Despite her highly-touted arrival on campus and impressive expectations, Gommeringer has been everything the Spartans had expected and more. She has averaged more than 75 minutes per game and has already registered 19 shots on goal.
She’s been physical and she’s been fast. And, evidenced by her first goal as a Spartan less than three minutes into her first game, when she ran onto a long ball from goalkeeper Kristen Funk and, with the a trio of hopeless defenders in her wake, buried her breakaway chance, Gommeringer is an offensive magician. “She’s better than I anticipated and we had high hopes for her,” Roxburgh said. “She’s faster than what we first realized, so that’s been an added bonus. She understands the game and has a soccer IQ that is pretty special for her age. “Her instinct to score goals is really good. She’s a complete forward in that she can score and set players up. She can run at people and she can post up.”

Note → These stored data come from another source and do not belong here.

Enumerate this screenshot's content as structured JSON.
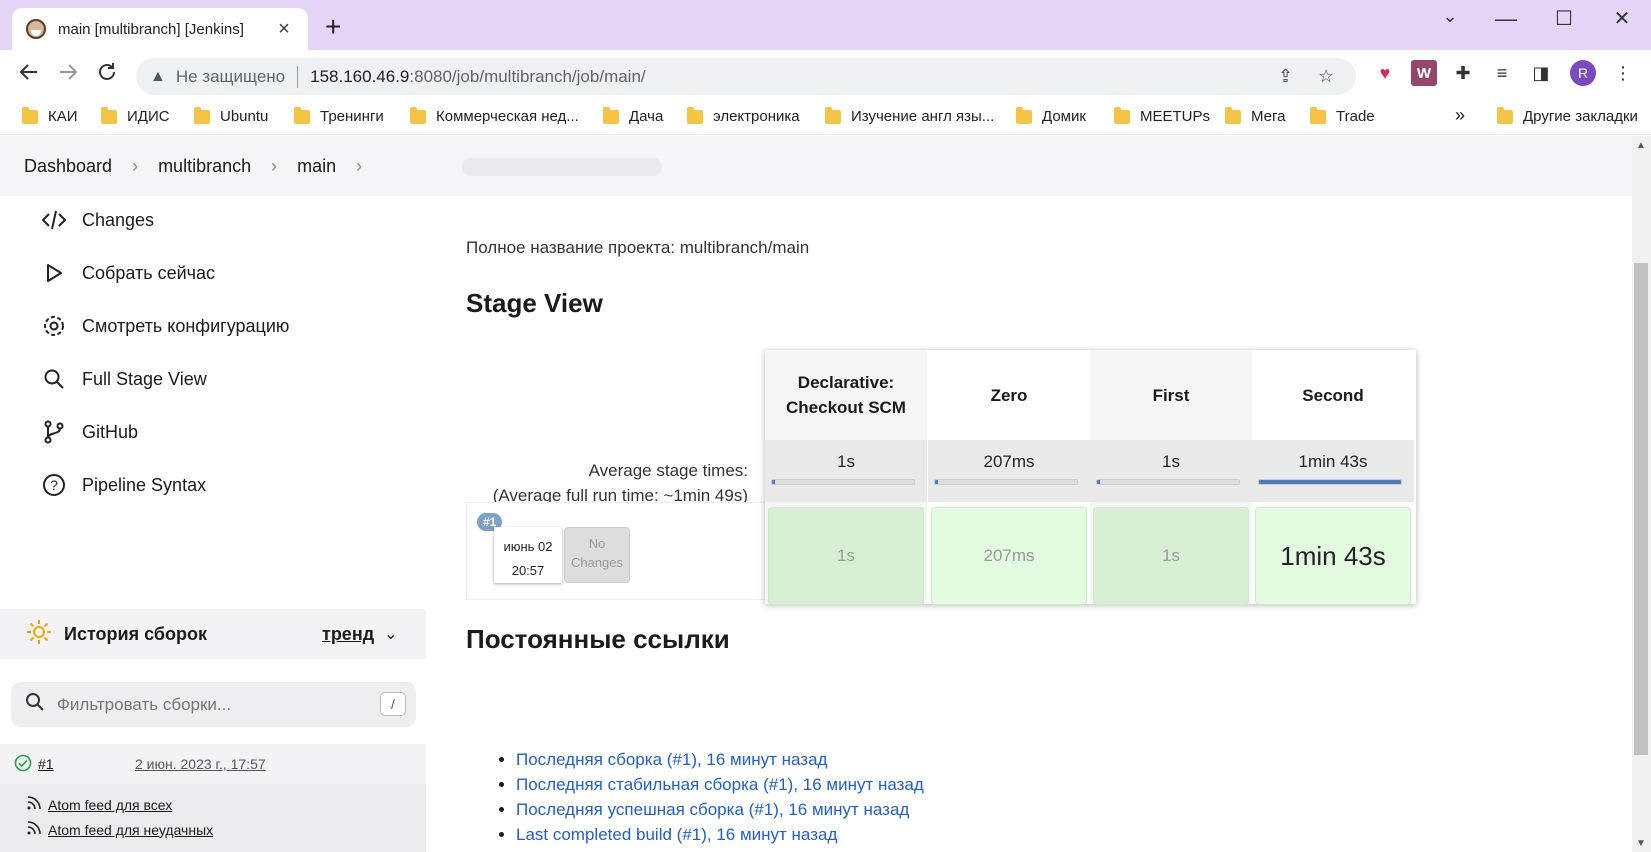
{
  "tab": {
    "title": "main [multibranch] [Jenkins]",
    "close": "×",
    "new_tab": "+"
  },
  "window": {
    "minimize": "—",
    "maximize": "☐",
    "close": "✕",
    "menu": "⌄"
  },
  "address": {
    "not_secure": "Не защищено",
    "host": "158.160.46.9",
    "path": ":8080/job/multibranch/job/main/"
  },
  "bookmarks": [
    "КАИ",
    "ИДИС",
    "Ubuntu",
    "Тренинги",
    "Коммерческая нед...",
    "Дача",
    "электроника",
    "Изучение англ язы...",
    "Домик",
    "MEETUPs",
    "Мега",
    "Trade"
  ],
  "bookmarks_more": "»",
  "bookmarks_other": "Другие закладки",
  "profile_initial": "R",
  "breadcrumb": [
    "Dashboard",
    "multibranch",
    "main"
  ],
  "sidebar": {
    "items": [
      {
        "label": "Changes",
        "icon": "code-icon"
      },
      {
        "label": "Собрать сейчас",
        "icon": "play-icon"
      },
      {
        "label": "Смотреть конфигурацию",
        "icon": "gear-icon"
      },
      {
        "label": "Full Stage View",
        "icon": "search-icon"
      },
      {
        "label": "GitHub",
        "icon": "branch-icon"
      },
      {
        "label": "Pipeline Syntax",
        "icon": "help-icon"
      }
    ],
    "history_title": "История сборок",
    "trend_label": "тренд",
    "filter_placeholder": "Фильтровать сборки...",
    "filter_key": "/",
    "builds": [
      {
        "number": "#1",
        "date": "2 июн. 2023 г., 17:57",
        "status": "success"
      }
    ],
    "feeds": [
      "Atom feed для всех",
      "Atom feed для неудачных"
    ]
  },
  "main": {
    "full_name": "Полное название проекта: multibranch/main",
    "stage_view_title": "Stage View",
    "avg_label_1": "Average stage times:",
    "avg_label_2_pre": "(Average ",
    "avg_label_2_link": "full",
    "avg_label_2_post": " run time: ~1min 49s)",
    "run": {
      "badge": "#1",
      "date": "июнь 02",
      "time": "20:57",
      "no_changes_1": "No",
      "no_changes_2": "Changes"
    },
    "stages": [
      {
        "name": "Declarative: Checkout SCM",
        "avg": "1s",
        "avg_fraction": 0.01,
        "cell": "1s"
      },
      {
        "name": "Zero",
        "avg": "207ms",
        "avg_fraction": 0.01,
        "cell": "207ms"
      },
      {
        "name": "First",
        "avg": "1s",
        "avg_fraction": 0.01,
        "cell": "1s"
      },
      {
        "name": "Second",
        "avg": "1min 43s",
        "avg_fraction": 1.0,
        "cell": "1min 43s"
      }
    ],
    "permalinks_title": "Постоянные ссылки",
    "permalinks": [
      "Последняя сборка (#1), 16 минут назад",
      "Последняя стабильная сборка (#1), 16 минут назад",
      "Последняя успешная сборка (#1), 16 минут назад",
      "Last completed build (#1), 16 минут назад"
    ]
  },
  "colors": {
    "tabstrip": "#e4d4f6",
    "stage_success": "#e2fbe0",
    "avg_bar": "#4b7bbd",
    "link": "#1e5ed8"
  }
}
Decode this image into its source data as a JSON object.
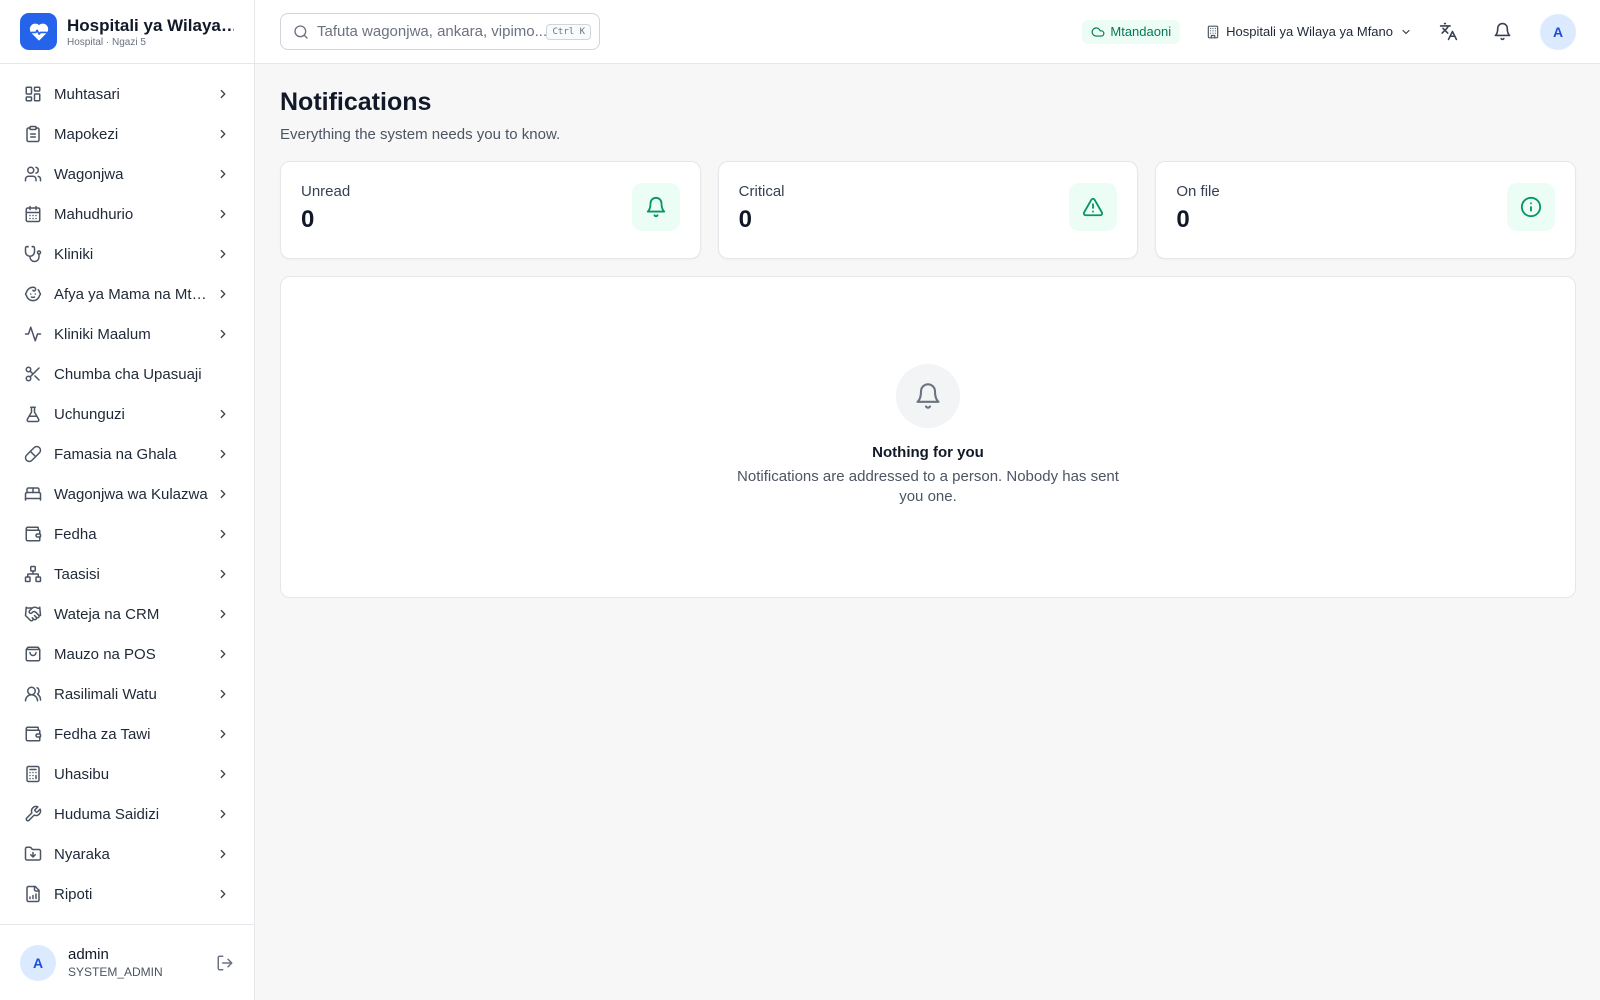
{
  "brand": {
    "title": "Hospitali ya Wilaya ya Mfano",
    "subtitle": "Hospital · Ngazi 5",
    "accent_color": "#2563eb"
  },
  "search": {
    "placeholder": "Tafuta wagonjwa, ankara, vipimo...",
    "value": "",
    "shortcut": "Ctrl K"
  },
  "header": {
    "status_label": "Mtandaoni",
    "facility_label": "Hospitali ya Wilaya ya Mfano",
    "avatar_initial": "A"
  },
  "sidebar": {
    "items": [
      {
        "label": "Muhtasari",
        "icon": "dashboard-icon",
        "chevron": true
      },
      {
        "label": "Mapokezi",
        "icon": "clipboard-icon",
        "chevron": true
      },
      {
        "label": "Wagonjwa",
        "icon": "users-icon",
        "chevron": true
      },
      {
        "label": "Mahudhurio",
        "icon": "calendar-icon",
        "chevron": true
      },
      {
        "label": "Kliniki",
        "icon": "stethoscope-icon",
        "chevron": true
      },
      {
        "label": "Afya ya Mama na Mtoto",
        "icon": "baby-icon",
        "chevron": true
      },
      {
        "label": "Kliniki Maalum",
        "icon": "activity-icon",
        "chevron": true
      },
      {
        "label": "Chumba cha Upasuaji",
        "icon": "scissors-icon",
        "chevron": false
      },
      {
        "label": "Uchunguzi",
        "icon": "flask-icon",
        "chevron": true
      },
      {
        "label": "Famasia na Ghala",
        "icon": "pill-icon",
        "chevron": true
      },
      {
        "label": "Wagonjwa wa Kulazwa",
        "icon": "bed-icon",
        "chevron": true
      },
      {
        "label": "Fedha",
        "icon": "wallet-icon",
        "chevron": true
      },
      {
        "label": "Taasisi",
        "icon": "network-icon",
        "chevron": true
      },
      {
        "label": "Wateja na CRM",
        "icon": "handshake-icon",
        "chevron": true
      },
      {
        "label": "Mauzo na POS",
        "icon": "shopping-bag-icon",
        "chevron": true
      },
      {
        "label": "Rasilimali Watu",
        "icon": "user-icon",
        "chevron": true
      },
      {
        "label": "Fedha za Tawi",
        "icon": "wallet-icon",
        "chevron": true
      },
      {
        "label": "Uhasibu",
        "icon": "calculator-icon",
        "chevron": true
      },
      {
        "label": "Huduma Saidizi",
        "icon": "wrench-icon",
        "chevron": true
      },
      {
        "label": "Nyaraka",
        "icon": "folder-icon",
        "chevron": true
      },
      {
        "label": "Ripoti",
        "icon": "report-icon",
        "chevron": true
      }
    ]
  },
  "user": {
    "initial": "A",
    "name": "admin",
    "role": "SYSTEM_ADMIN"
  },
  "page": {
    "title": "Notifications",
    "subtitle": "Everything the system needs you to know."
  },
  "stats": [
    {
      "label": "Unread",
      "value": "0",
      "icon": "bell-icon"
    },
    {
      "label": "Critical",
      "value": "0",
      "icon": "alert-triangle-icon"
    },
    {
      "label": "On file",
      "value": "0",
      "icon": "info-icon"
    }
  ],
  "empty_state": {
    "title": "Nothing for you",
    "text": "Notifications are addressed to a person. Nobody has sent you one."
  },
  "colors": {
    "success_bg": "#ecfdf5",
    "success": "#059669"
  }
}
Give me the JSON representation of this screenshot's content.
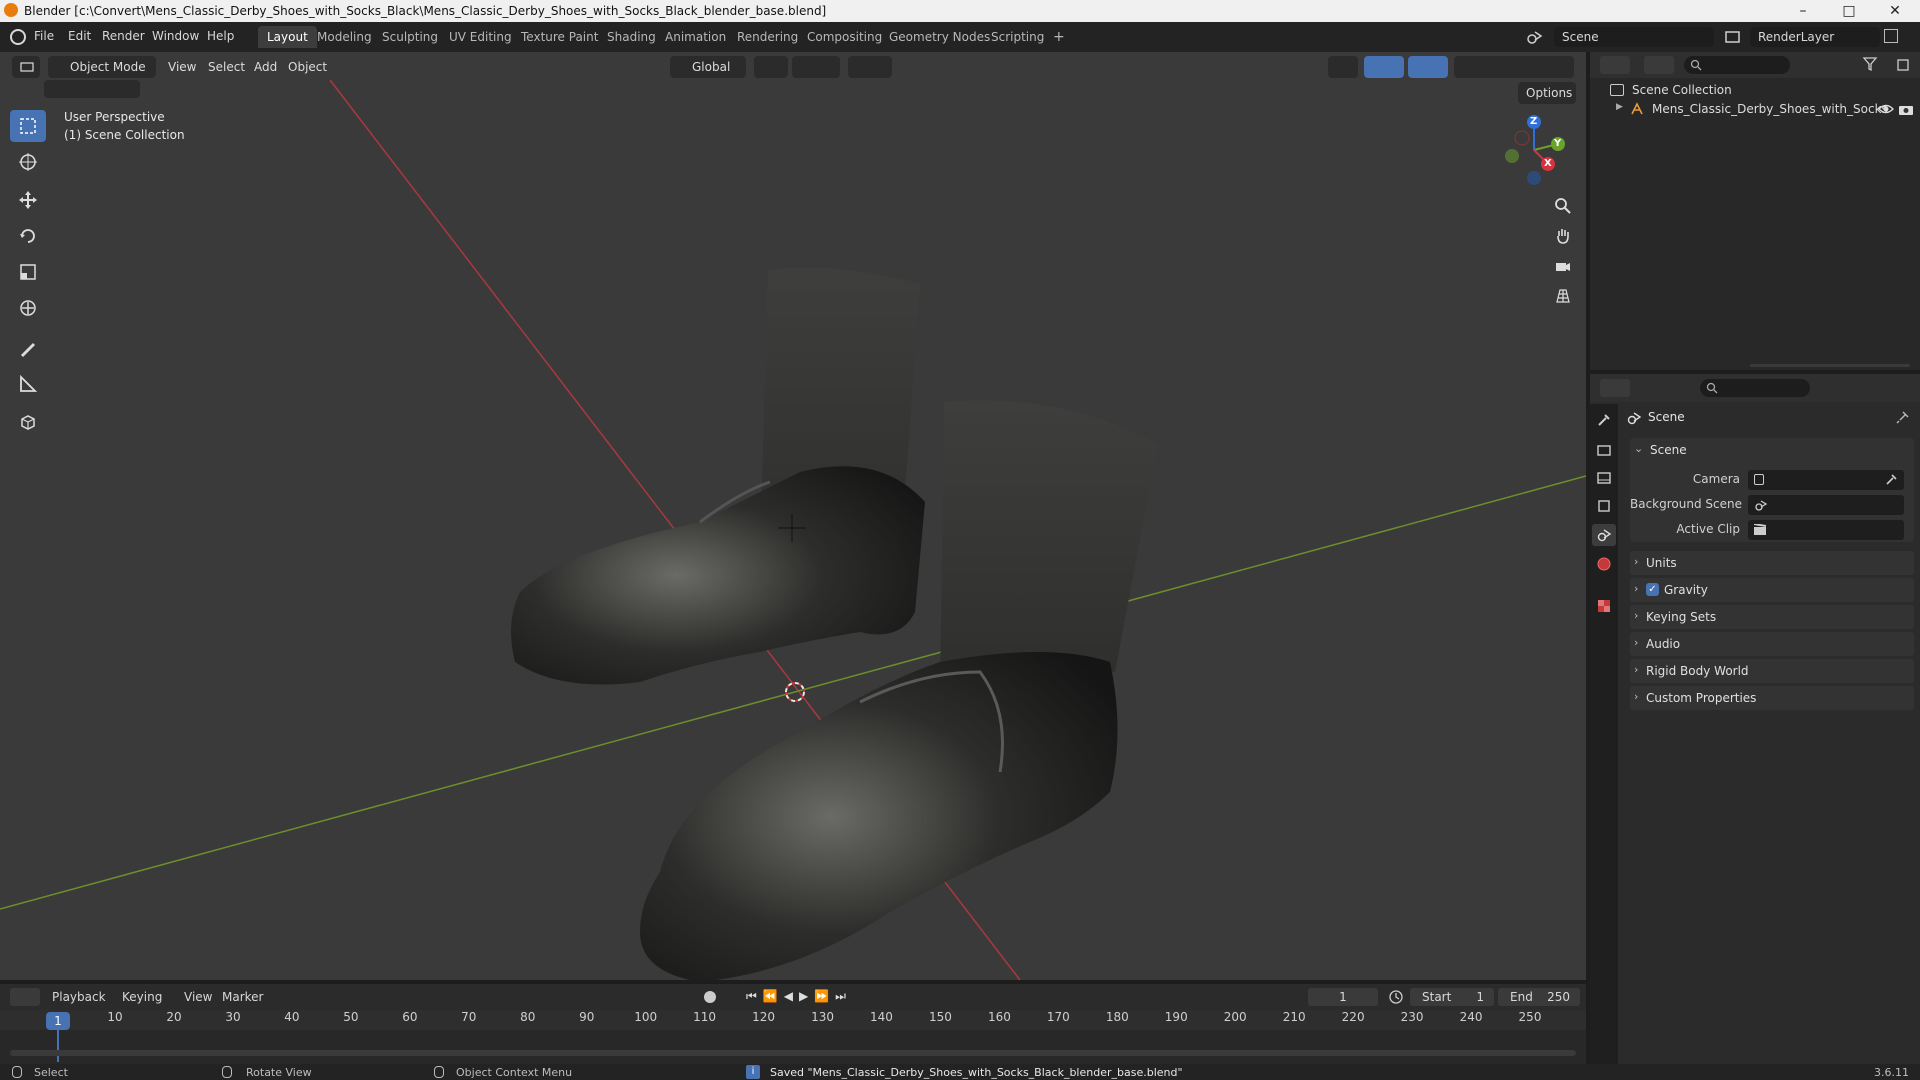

After earning the Canada West Female Athlete of the Week in her first ever conference weekend, it was abundantly clear Gommeringer was ready for University soccer. Replacing the likes of the graduated Daniela Gerig and the currently injured and former CIS Rookie of the Year (2008) Nikki Wright was never going to be an easy task.
But through five games, Gommeringer has not only made the transition for the Spartans offense remarkably smooth but she has also made a near seamless transition individually to  the university game.
“It wasn’t too difficult because the way we play here is the way I’ve always been taught to play,” Gommeringer said. “We play possession with a purpose and we don’t just kick and chase and I was used to that. And frankly, the former Calgary Alliance striker and, in her later years, midfielder, is just getting going. “She’s still young, so sometimes she makes rookie mistakes and she still has plenty of work to do to keep her game on an upward curve,” Roxburgh said. But the scary thing about that for opposing teams is that that means she’s only going to get better.
When Roxburgh first saw her in the summer of 2010, proudly sporting her German kit in a clinic Roxburgh and assistant coach Erin O’Driscoll were running in Calgary, he immediately knew, “she was a piece of our puzzle that we needed to get.”
And now that they have her in uniform, for both the Spartans, and the Calgary striker, who has an eerily similar gait and more than a few similar features to that of Canadian soccer-playing hero Christine Sinclair, the next five years look bright. With an accent of bright.